Серое небо, черные дома, дорога, которой не разглядеть. Тени. Взгляд натирает спину, гладит затылок, словно примеряясь, как бы половчее в волосы вцепиться. А под ногами черным пятном мечется разбойник-Васька.
Она заставила себя сделать первый шаг. И второй. И даже отсчитала десять, когда давление чужого взгляда стало невыносимым. Ее буквально парализовало. Алена стояла посреди дороги, не в силах пошевелиться. Руки свинцовые. Ноги ватные. Сердце в животе колотится, к горлу подскакивая. Дышать нечем.
И на помощь не позовешь – онемела.
Кот заурчал и, поднявшись на задние лапы, пропорол когтями джинсы.
– Ай! – К Алене разом возвратился дар речи и способность двигаться. – Ты что делаешь? Нет, стой, спасибо. Правильно. Пойдешь со мной?
Васька крутанулся на месте и нырнул в темноту. К забору? К бабке возвращается? И Алена вернется. Неудобно, конечно, старого человека беспокоить, но... но не оставаться же здесь! Да она ненадолго. Просто фонарик попросит. Скажет, что дорогу развезло и боится упасть.
А если фонарика нет, то хотя бы свечу. Свечки в этом хранилище хлама просто обязаны быть!
Назад Алена шла медленно, то и дело оборачиваясь, пытаясь понять, наблюдают за ней или ей просто кажется, что наблюдают. Вокруг было тихо, только земля похрустывала под ногами и свежий снег хлюпал, превращаясь в грязь.
А баба Гэля не спала: из-под ставен пробивалась узкая полоска света. И когда Алена была уже у забора, дверь распахнулась, выпуская человека.
– И чтоб без обману мне! Гляди, а не то все расскажу! – донесся визгливый старушечий голос.

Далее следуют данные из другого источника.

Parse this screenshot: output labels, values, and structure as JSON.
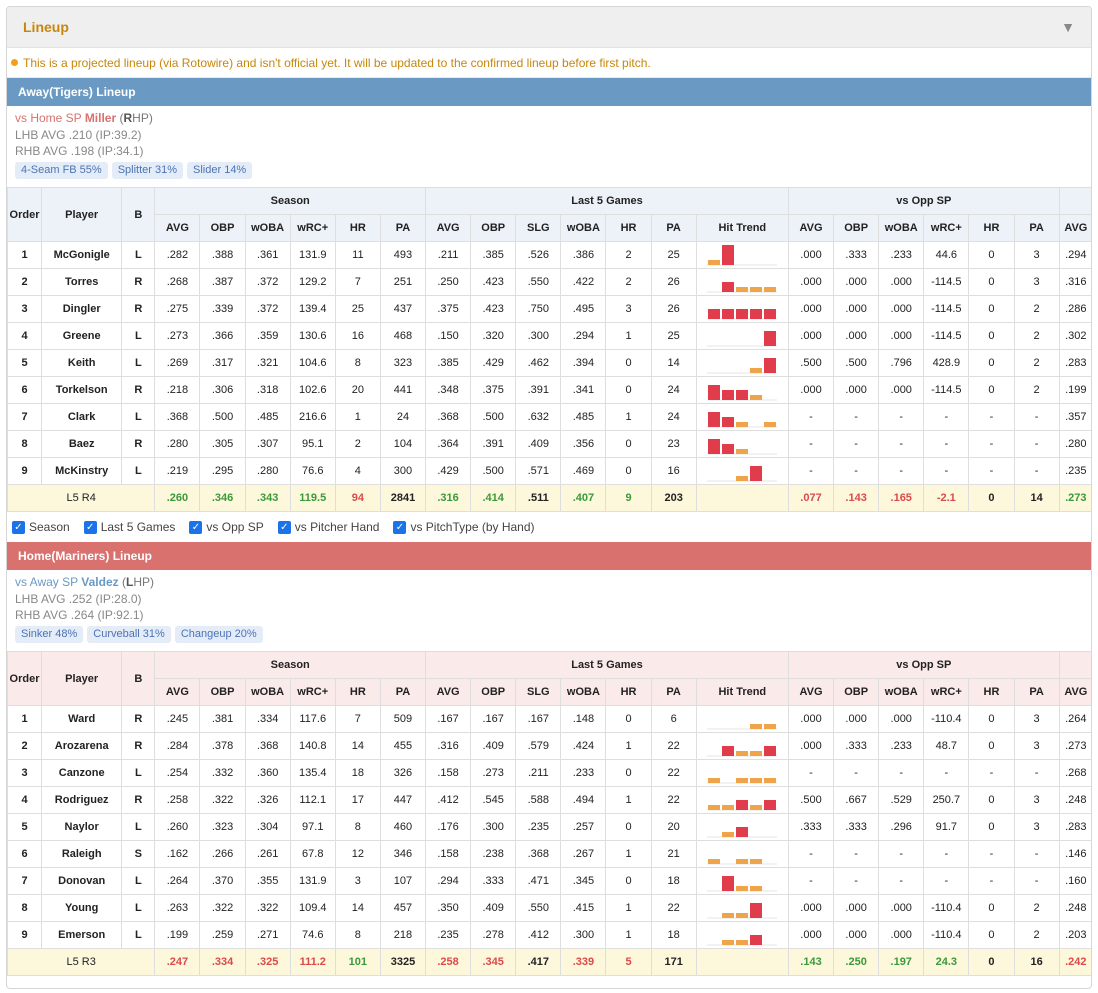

Алена отскочила, упала, зацепившись за доску, скатилась в низенькую канавку у дома и замерла, скукожившись.
– Ты ж мене знаешь, – продолжала дребезжать бабка уже где-то рядом. Провожает гостя? Правильно, не отдыхать она собиралась, а ждала кого-то. И часы навела. Никто не ложится спать по звонку. По звонку просыпаются...
– Я ж тебе, шалопаю, помогала, как умела. Жалела...
Старухи часто днем спят, а ночью бессонницей мучаются. Наверное, баба Гэля тоже спит по вечерам. А сегодня у нее встреча, которую никак нельзя проспать. Вот часики и навела. Она же не знала, что Алену встретит.
Домой пригласит.
Разговорится.
А потом выставит, чтобы Алена случайно не увидела... кого? Того, кто ее мучает? Того, кто собирается убить? Но кто он, самозваный охотник на ведьм?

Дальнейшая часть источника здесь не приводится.